We aren't amicable but I'm meddling through. I have to still remind of appointments etc. We each of clothes at respective houses and give them back (supposedly) at swap over. I only have to see him once every 2 weeks as swap overs are at school.

smellykelly23 · 21/09/2023 15:56

It sounds like he's using this as a threat or a way to control/upset you. How is he going to juggle three kids and all of their commitments around his work for a start? Would he actually want that or is it all to spite you?

This doesn't sound like a hands on dad who genuinely wants his kids around, it sounds like a threat. My advice would be to call his bluff (nothing official obviously) but just agree and see what happens next. I'd bet money that he won't follow through with it. It'll be very inconvenient and costly to him if he does.

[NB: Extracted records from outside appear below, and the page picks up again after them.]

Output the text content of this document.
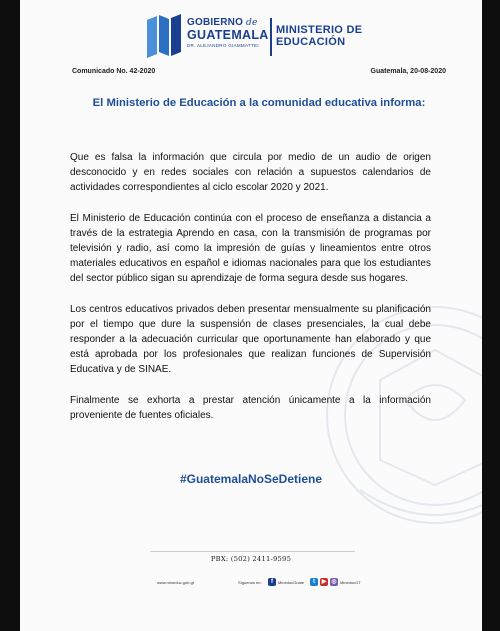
GOBIERNO de
GUATEMALA
DR. ALEJANDRO GIAMMATTEI
MINISTERIO DE
EDUCACIÓN
Comunicado No. 42-2020	Guatemala, 20-08-2020
El Ministerio de Educación a la comunidad educativa informa:

Que es falsa la información que circula por medio de un audio de origen desconocido y en redes sociales con relación a supuestos calendarios de actividades correspondientes al ciclo escolar 2020 y 2021.

El Ministerio de Educación continúa con el proceso de enseñanza a distancia a través de la estrategia Aprendo en casa, con la transmisión de programas por televisión y radio, así como la impresión de guías y lineamientos entre otros materiales educativos en español e idiomas nacionales para que los estudiantes del sector público sigan su aprendizaje de forma segura desde sus hogares.

Los centros educativos privados deben presentar mensualmente su planificación por el tiempo que dure la suspensión de clases presenciales, la cual debe responder a la adecuación curricular que oportunamente han elaborado y que está aprobada por los profesionales que realizan funciones de Supervisión Educativa y de SINAE.

Finalmente se exhorta a prestar atención únicamente a la información proveniente de fuentes oficiales.

#GuatemalaNoSeDetiene
PBX: (502) 2411-9595
www.mineduc.gob.gt	Síguenos en:	f	MineducGuate	t	▶ ◎ MineducGT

SummerDayz63 · 21/09/2023 19:06

Mine are 9 and 11. Not quite 50:50. We live close, are amicable and split when kids were 4 and nearly 2. We do split weekends (either Friday overnight or Saturday / Sunday), we split kids at eldest request on Tuesday / Thursday and then he has them every other Monday (if he had Friday night). Our largely come and go and my youngest might stay and extr night if they go to the rugby together.

we have a shared account for all kids activities / school expenses / clothes)

juicelooseabootthishoose · 21/09/2023 19:22

50/50 means he manages school/nursery drop offs and pick ups on his days. And clubs and birthday parties and events on his days and sickness that happens on his days. He also pays for clubs and childcare that happens on his days. It means he makes packed lunches. It means he does spellings and homework and basically all aspects of parenting. If you put this in writing any chance he will run a mile?

OhamIreally · 22/09/2023 16:06

Does he realise he will have to pay for childcare on his days? The problem with the days alternating is that you won't be able to set up the childcare you need then leave him to his days to sort his own child care out. If he's abusive it will be another way for him to shaft you.

Gowlett · 22/09/2023 16:14

What is your work situation? Are you at home with the kids / part-time? How does he propose to work his job around the children?